オックスフォード大学ロイタージャーナリズム研究所(英国)が6月15日、「2022 Digital News Report」を発行。日本は有料オンライン・ニュースへのハードルが高い国のひとつであり、朝一番のニュースをTVで観る人が多い、独自の文化を持つユニークな国であることが明らかになった。また、国際的にニュースを選択的に回避するトレンドが浮かんできた。
多くの国でサブスク契約は大手全国紙に集中
日本で2021年に有料のオンライン・ニュースを利用した人の割合は10%で、これは世界平均(17%)を大きく下回る。ニュースサイトに新規登録した人の割合は14%で世界平均(28%)と比較すると半分に過ぎず、調査対象地域内で最も低い数値だ。
世界でみるとコロナ禍の中でデジタル購読者数や収益を押し上げたメディアもあるが、その裏にはサブスクリプションの恩恵が大手全国紙に集中しているという現実もある。例えば米国では、サブスクリプション購読者の約半数がNew York Times、Washington Post、Wall Street Journalの3誌に占められているという。
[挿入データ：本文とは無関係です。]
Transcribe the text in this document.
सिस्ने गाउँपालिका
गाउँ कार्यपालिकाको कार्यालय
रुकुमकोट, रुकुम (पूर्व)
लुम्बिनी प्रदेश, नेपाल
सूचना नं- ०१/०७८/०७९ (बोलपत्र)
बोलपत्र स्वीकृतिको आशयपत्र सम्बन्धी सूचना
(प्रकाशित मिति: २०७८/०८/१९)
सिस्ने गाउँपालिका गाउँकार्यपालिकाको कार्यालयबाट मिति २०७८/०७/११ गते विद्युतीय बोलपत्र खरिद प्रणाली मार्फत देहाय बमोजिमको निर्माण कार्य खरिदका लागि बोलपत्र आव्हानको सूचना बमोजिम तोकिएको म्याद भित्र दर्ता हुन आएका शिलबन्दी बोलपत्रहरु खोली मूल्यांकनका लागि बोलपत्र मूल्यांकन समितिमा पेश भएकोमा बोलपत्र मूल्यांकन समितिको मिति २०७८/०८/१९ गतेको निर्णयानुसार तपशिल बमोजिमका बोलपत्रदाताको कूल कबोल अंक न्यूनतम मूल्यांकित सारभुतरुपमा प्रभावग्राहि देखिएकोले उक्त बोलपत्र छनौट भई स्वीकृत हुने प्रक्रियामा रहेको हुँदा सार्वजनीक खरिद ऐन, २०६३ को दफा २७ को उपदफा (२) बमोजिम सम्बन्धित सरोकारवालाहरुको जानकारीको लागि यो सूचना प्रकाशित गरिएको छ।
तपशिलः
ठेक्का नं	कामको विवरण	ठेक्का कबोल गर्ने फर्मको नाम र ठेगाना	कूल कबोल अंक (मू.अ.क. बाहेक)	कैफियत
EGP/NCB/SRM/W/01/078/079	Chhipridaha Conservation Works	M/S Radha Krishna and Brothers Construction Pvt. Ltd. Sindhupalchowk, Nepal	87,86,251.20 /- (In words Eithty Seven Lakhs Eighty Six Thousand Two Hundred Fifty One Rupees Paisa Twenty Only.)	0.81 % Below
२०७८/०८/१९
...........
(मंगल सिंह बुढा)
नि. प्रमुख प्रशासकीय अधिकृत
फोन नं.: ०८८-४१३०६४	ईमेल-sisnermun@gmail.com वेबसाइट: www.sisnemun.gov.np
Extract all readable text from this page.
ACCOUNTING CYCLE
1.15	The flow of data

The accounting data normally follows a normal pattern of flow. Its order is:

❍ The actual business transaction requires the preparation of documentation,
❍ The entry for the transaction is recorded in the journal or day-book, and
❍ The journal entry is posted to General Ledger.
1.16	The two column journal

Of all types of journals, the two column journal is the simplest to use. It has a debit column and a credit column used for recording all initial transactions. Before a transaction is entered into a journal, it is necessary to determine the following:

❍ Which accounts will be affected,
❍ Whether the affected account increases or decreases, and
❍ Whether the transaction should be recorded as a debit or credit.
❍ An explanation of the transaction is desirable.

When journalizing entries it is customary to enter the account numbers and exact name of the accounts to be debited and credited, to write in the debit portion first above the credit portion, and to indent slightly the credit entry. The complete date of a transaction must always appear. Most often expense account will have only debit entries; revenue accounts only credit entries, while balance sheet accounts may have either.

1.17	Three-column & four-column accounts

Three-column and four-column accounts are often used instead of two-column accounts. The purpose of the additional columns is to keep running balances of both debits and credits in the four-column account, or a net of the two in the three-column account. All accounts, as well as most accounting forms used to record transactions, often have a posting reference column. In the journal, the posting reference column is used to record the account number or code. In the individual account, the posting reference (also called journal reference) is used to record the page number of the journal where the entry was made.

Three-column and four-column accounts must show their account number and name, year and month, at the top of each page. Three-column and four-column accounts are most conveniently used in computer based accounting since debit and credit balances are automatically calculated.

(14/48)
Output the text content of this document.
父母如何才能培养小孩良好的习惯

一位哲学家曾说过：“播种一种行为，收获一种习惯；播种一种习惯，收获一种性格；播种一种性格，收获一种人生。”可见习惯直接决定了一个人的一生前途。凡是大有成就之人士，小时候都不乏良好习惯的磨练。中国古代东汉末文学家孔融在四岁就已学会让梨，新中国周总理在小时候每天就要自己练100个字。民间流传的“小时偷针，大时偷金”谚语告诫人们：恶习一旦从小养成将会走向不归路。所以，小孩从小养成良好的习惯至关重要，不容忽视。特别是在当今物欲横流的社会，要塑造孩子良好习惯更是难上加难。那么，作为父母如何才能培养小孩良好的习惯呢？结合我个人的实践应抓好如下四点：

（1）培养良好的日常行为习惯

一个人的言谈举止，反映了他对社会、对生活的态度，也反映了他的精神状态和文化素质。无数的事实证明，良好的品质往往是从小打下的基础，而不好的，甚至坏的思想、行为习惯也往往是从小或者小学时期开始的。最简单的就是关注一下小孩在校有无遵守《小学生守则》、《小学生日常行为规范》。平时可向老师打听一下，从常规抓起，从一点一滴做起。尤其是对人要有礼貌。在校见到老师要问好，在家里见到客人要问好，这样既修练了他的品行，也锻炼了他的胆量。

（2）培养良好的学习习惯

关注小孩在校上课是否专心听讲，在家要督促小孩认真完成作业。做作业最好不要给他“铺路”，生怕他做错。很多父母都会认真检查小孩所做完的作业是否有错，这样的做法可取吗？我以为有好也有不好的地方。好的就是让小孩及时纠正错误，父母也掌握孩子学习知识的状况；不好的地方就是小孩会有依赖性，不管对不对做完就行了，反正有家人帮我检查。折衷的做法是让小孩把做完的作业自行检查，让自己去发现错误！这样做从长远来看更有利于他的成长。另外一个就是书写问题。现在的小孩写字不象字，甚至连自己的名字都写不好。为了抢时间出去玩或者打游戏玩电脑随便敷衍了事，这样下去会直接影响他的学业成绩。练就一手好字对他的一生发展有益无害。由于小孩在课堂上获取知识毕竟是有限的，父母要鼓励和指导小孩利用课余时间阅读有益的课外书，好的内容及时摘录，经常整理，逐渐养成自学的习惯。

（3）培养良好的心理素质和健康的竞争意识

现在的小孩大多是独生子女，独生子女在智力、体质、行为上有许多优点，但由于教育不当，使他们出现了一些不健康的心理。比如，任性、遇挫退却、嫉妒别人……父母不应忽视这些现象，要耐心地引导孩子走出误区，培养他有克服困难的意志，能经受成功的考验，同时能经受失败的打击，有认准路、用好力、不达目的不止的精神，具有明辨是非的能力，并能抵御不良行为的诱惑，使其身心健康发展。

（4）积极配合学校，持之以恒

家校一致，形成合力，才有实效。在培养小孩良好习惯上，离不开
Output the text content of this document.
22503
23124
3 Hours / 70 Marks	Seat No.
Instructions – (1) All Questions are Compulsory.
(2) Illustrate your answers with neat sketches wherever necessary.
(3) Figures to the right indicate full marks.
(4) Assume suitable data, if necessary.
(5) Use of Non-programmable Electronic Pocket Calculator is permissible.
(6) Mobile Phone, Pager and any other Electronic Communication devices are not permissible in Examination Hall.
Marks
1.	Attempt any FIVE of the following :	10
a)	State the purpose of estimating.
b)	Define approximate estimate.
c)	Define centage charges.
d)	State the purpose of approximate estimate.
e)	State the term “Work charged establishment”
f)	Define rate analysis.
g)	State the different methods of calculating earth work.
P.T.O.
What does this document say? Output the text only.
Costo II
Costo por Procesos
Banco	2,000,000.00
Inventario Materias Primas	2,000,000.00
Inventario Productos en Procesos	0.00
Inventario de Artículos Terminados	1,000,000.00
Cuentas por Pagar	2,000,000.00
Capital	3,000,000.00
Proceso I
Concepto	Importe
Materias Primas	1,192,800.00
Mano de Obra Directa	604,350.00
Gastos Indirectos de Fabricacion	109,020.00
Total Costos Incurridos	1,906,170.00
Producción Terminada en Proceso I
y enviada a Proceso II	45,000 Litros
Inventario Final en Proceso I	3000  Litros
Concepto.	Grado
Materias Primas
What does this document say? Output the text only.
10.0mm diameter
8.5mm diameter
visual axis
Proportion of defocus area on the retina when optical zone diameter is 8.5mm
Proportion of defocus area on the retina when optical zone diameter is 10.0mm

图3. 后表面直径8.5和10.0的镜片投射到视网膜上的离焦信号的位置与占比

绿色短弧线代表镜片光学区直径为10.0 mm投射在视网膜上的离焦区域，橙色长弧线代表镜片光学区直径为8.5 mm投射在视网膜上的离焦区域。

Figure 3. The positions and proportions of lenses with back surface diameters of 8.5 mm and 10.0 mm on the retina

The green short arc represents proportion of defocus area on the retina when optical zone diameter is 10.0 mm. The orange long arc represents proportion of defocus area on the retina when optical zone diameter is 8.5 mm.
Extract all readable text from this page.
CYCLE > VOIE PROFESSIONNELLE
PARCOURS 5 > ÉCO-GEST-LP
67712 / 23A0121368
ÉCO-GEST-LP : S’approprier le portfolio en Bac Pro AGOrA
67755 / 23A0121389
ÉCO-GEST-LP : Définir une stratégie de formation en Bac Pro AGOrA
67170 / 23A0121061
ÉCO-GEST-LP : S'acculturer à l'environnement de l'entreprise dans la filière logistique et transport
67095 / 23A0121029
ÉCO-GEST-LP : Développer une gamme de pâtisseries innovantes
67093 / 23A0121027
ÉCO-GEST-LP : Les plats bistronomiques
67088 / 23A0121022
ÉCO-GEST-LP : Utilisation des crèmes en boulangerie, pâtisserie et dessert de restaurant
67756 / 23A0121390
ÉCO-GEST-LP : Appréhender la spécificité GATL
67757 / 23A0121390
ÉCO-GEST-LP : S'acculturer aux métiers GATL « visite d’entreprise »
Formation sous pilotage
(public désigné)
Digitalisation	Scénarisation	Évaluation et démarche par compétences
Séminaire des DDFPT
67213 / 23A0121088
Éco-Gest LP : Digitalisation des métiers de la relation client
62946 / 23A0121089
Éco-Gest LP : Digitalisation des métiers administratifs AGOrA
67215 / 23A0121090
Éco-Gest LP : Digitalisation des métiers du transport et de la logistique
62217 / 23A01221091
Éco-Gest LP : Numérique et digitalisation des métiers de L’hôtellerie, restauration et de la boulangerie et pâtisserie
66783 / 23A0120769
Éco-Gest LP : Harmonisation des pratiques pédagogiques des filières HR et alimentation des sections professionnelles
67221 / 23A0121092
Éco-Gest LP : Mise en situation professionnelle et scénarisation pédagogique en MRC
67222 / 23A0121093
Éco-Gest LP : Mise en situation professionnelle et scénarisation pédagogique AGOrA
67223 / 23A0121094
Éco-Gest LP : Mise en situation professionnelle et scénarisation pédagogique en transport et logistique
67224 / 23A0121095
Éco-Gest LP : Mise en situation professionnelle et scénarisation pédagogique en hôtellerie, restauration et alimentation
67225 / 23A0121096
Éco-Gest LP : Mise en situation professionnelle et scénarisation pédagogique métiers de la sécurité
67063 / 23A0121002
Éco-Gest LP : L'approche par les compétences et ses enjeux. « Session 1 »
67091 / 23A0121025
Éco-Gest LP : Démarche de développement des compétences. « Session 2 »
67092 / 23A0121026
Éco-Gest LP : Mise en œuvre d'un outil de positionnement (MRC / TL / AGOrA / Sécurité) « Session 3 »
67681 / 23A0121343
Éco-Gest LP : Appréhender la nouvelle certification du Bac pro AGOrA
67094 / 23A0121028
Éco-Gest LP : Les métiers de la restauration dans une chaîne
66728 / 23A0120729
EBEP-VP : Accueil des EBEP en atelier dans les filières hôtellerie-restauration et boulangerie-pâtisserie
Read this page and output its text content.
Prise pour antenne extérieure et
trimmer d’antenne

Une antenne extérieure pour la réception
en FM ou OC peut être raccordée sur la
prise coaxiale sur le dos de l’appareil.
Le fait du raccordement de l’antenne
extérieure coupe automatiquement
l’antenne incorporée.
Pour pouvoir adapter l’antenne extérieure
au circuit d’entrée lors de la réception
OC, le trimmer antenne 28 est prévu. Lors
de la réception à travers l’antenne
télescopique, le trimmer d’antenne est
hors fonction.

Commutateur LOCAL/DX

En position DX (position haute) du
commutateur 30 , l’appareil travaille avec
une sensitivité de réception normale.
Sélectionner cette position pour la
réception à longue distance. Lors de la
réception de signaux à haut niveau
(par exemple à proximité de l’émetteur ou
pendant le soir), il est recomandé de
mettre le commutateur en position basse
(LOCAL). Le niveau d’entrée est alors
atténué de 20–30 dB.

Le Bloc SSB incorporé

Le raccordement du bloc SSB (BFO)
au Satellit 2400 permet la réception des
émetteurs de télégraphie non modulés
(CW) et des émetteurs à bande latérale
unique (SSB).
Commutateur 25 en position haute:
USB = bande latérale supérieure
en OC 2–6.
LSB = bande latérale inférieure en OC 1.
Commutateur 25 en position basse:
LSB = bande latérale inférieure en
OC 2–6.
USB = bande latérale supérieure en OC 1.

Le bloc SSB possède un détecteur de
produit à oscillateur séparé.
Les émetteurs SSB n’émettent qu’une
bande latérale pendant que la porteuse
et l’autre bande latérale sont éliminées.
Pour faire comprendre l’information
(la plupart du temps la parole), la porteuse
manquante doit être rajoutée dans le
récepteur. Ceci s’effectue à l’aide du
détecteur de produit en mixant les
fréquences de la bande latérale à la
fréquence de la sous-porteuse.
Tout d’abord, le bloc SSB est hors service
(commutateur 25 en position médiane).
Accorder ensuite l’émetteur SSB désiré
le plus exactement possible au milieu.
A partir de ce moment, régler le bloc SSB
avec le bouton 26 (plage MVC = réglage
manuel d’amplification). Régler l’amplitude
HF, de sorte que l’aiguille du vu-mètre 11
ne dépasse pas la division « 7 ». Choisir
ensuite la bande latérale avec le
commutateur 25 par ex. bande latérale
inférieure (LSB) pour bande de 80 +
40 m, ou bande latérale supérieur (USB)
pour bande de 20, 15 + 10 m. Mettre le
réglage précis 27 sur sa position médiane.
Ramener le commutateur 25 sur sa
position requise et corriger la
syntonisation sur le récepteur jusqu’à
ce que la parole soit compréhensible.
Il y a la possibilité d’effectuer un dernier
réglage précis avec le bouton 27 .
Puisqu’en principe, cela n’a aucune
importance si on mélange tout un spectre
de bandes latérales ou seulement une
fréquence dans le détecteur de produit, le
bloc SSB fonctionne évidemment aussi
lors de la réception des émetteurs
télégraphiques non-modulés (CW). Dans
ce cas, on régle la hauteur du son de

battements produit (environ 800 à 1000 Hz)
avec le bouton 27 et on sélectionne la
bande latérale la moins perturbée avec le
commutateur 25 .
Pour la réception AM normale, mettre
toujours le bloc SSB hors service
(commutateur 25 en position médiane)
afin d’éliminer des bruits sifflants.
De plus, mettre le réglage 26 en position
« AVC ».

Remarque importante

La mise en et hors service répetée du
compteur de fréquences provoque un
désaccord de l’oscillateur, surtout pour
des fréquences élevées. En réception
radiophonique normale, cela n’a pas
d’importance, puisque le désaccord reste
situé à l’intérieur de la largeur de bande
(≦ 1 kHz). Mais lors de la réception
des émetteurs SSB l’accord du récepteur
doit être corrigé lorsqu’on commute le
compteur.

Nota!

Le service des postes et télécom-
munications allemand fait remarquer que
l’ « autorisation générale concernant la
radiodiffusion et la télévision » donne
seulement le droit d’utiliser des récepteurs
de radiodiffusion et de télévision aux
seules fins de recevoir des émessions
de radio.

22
ニュースへのアクセス方法、TVシェアが高いのは日本特有
朝一番ニュースへのアクセス方法は今やスマートフォンであり、その傾向が過去3年間で大幅に高まっているのが世界のトレンドだ。一方、日本で圧倒的なシェアを見せているのがTVで、同レポートでは「日本の高齢者人口が、このようなトレンドに逆らっている理由かもしれない」と分析。ただし、ニュースをスマートフォンで見る人の割合は日本でも増えてきているというデータも示されている。
若年層のニュースの情報源はソーシャルメディアに移行?
世界的にソーシャルネイティブ世代は、ニュースソースとしてのウェブサイトやアプリとのつながりが弱まっているという傾向も明らかになった。ソーシャルネイティブ(18〜24歳)の39%は、ニュースの主な情報源としてソーシャルメディアを使うが、これは直接ウェブサイトにアクセスする人の割合より高い(34%)。
同リポートでは、他の世代よりもソーシャルメディアやアグリゲーターサイト、検索エンジンなどの「サイドドア」ソースを使用してニュースにアクセスする可能性がはるかに高いと指摘。今後の世界動向として、「アプリやウェブサイトへの直接アクセスは時間の経過とともに重要性が低下し、ソーシャルメディアはその遍在性と利便性もあってさらに重要になっていく」と述べている。ちなみに、強力なアグリゲーターや検索エンジンを通してニュースにアクセスする傾向が強い国として日本と韓国が挙げられており、これがオンラインニュースへの課金が容易ではない理由ではないかと分析している。
ニュースを意図的に避ける傾向が世界的に強まる
「ニュースを頻繁に(あるいは時々)避ける」と答えた人の割合は、世界全体で約10人に4人(38%)と、2017年(29%)から増加した。日本は14%と低い方だが2017年と比較すると2倍増で、その流れは明らかだ。ニュースを避ける理由として半数近く(43%)の人が「政治やCOVID-19の話題が多すぎる」ことを挙げており、「ニュースは信頼できない、バイアスがかかっている」と考えている人も29%いる。
「多くのパブリッシャーは、2021年は比較的順調に収益を伸ばしたが、今後の成長には、インフレとエネルギー価格の上昇の影響が重なり、現在ニュースメディアに費やしている家計が圧迫され、広告収入にも打撃が及ぶ可能性がある」と同レポート。特定のオーディエンスのニーズを満たし、ユーザーにとっての価値を示すことに、より一層注力する必要があると述べている。
同レポートは、日本を含む世界46の国と地域の93,432人のオンライン・ニュース購読者を対象に、2022年の1月から2月にかけて実施されたオンライン・アンケート調査をもとにまとめられた。リポートの詳細は同研究所のウェブサイトで確認でき、無料でダウンロードできる。